Pastor - ... 95... 96... 97... 98... 99... Vaya, hombre, se me ha perdido
una. ¡Voy a buscarla ahora mismo!
Yoyaquim - Pero sus compañeros le decían: “¿Cómo vas a salir así?... Está
lloviendo mucho. Es de noche. No podrás encontrarla. Ella es
una sola. ¿Vas a dejar a las otras noventa y nueve?” Pero el
pastor no hizo caso, tomó el bastón, se echó el manto encima
y salió de prisa, en medio de aquella oscuridad, a buscar la
oveja enferma que se le había perdido...
Yoyaquim - Era su oveja. ¡Y aún estaba con vida! El pastor echó a correr
hacia el barranco, bajó hasta el fondo y la sacó de allí. ¡Estaba
salvada! Después, la cargó sobre los hombros, la cubrió con su
manto y se lanzó a campo traviesa, de vuelta al redil. Y cuando
llegó, le vendó las heridas y la acostó junto a sus hermanas,
sobre la paja caliente. Y el pastor estaba tan contento aquella
noche que salió a despertar a sus vecinos.
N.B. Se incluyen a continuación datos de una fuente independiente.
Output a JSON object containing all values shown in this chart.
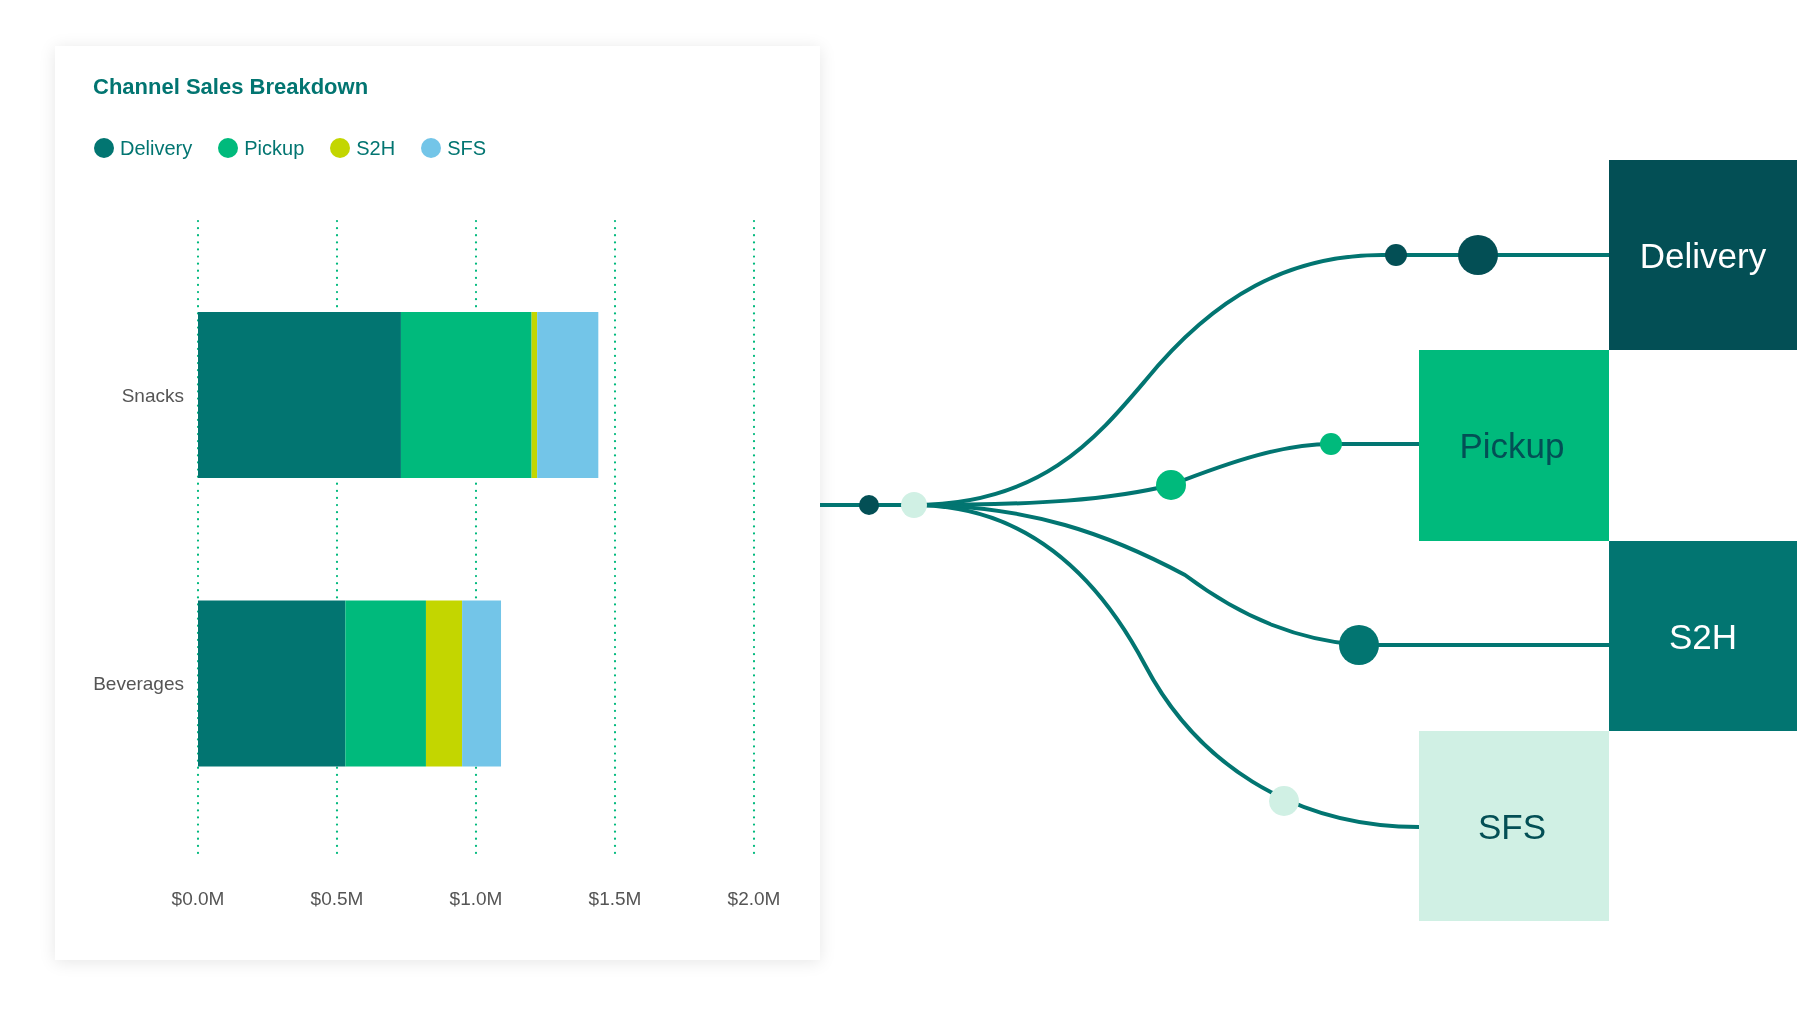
{
  "chart_data": {
    "type": "bar",
    "title": "Channel Sales Breakdown",
    "orientation": "horizontal",
    "stacked": true,
    "categories": [
      "Snacks",
      "Beverages"
    ],
    "series": [
      {
        "name": "Delivery",
        "color": "#027571",
        "values": [
          0.73,
          0.53
        ]
      },
      {
        "name": "Pickup",
        "color": "#00ba7c",
        "values": [
          0.47,
          0.29
        ]
      },
      {
        "name": "S2H",
        "color": "#c3d600",
        "values": [
          0.02,
          0.13
        ]
      },
      {
        "name": "SFS",
        "color": "#73c5e8",
        "values": [
          0.22,
          0.14
        ]
      }
    ],
    "xlim": [
      0,
      2
    ],
    "xticks": [
      {
        "value": 0,
        "label": "$0.0M"
      },
      {
        "value": 0.5,
        "label": "$0.5M"
      },
      {
        "value": 1,
        "label": "$1.0M"
      },
      {
        "value": 1.5,
        "label": "$1.5M"
      },
      {
        "value": 2,
        "label": "$2.0M"
      }
    ],
    "grid": "x",
    "legend": "top left",
    "annotations": [
      "Delivery",
      "Pickup",
      "S2H",
      "SFS"
    ]
  }
}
Seis siglos antes, el profeta Ezequiel había escrito en su libro: “Así dice Dios: mi rebaño anda
suelto y no hay quién se ocupe de él. Por eso, aquí estoy yo.(3) Yo mismo cuidaré del rebaño
y velaré por él. Las recobraré de todos los lugares donde se dispersaron en el día de nubes
y bruma. Buscaré la oveja perdida, haré volver a la descarriada, vendaré a la herida y sanaré
a la enferma. Y a todas las encaminaré en la justicia.”
1. En la parábola del pastor y la oveja perdida Jesús quiso explicar cómo es Dios. Resultó
sorprendente que Jesús comparara los sentimientos y la actitud de Dios con los de un pastor.
Junto con los publicanos y otros oficios despreciables (usureros, cambistas), los pastores
habían llegado a ser en tiempos de Jesús gente de muy mala fama, contados sin discusión
entre los “pecadores”.
2. El pastor de la historia de Jesús tiene cien ovejas. Para lo acostumbrado en aquel tiempo,
resultaba un rebaño de mediana importancia. Entre los beduinos, los rebaños tenían
ordinariamente entre 20 y 200 animales, tratándose de ovejas o cabras. Un rebaño de cien
ovejas era cuidado exclusivo de un solo pastor que, por su baja posición económica, no podía
permitirse contratar ningún asalariado para ayudarle. En Palestina, los pastores tenían la
costumbre de contar su rebaño al atardecer, antes de guardarlo en el redil, para tener la
seguridad de no haber perdido ningún animal.
3. En la parábola de la oveja perdida, Jesús comparó a Dios con un pastor. Y en otra ocasión
se comparó a sí mismo con un buen pastor. Estas comparaciones tienen varios antecedentes
en el Antiguo Testamento. El texto del profeta Ezequiel (34, 1-31), en el que se anunciaban
los tiempos mesiánicos, es la fuente más directa en la que Jesús se inspiró para su
comparación. Y tanto impresionó a los discípulos esta imagen, que el pastor con la oveja
perdida sobre sus hombros fue, con el pez y los panes, el símbolo más frecuentemente usado
en el arte de los primeros cristianos. Se halla la imagen del buen pastor en esculturas,
sepulcros, altares y en las paredes de las catacumbas romanas donde los cristianos
perseguidos se reunían para orar y celebrar su fe.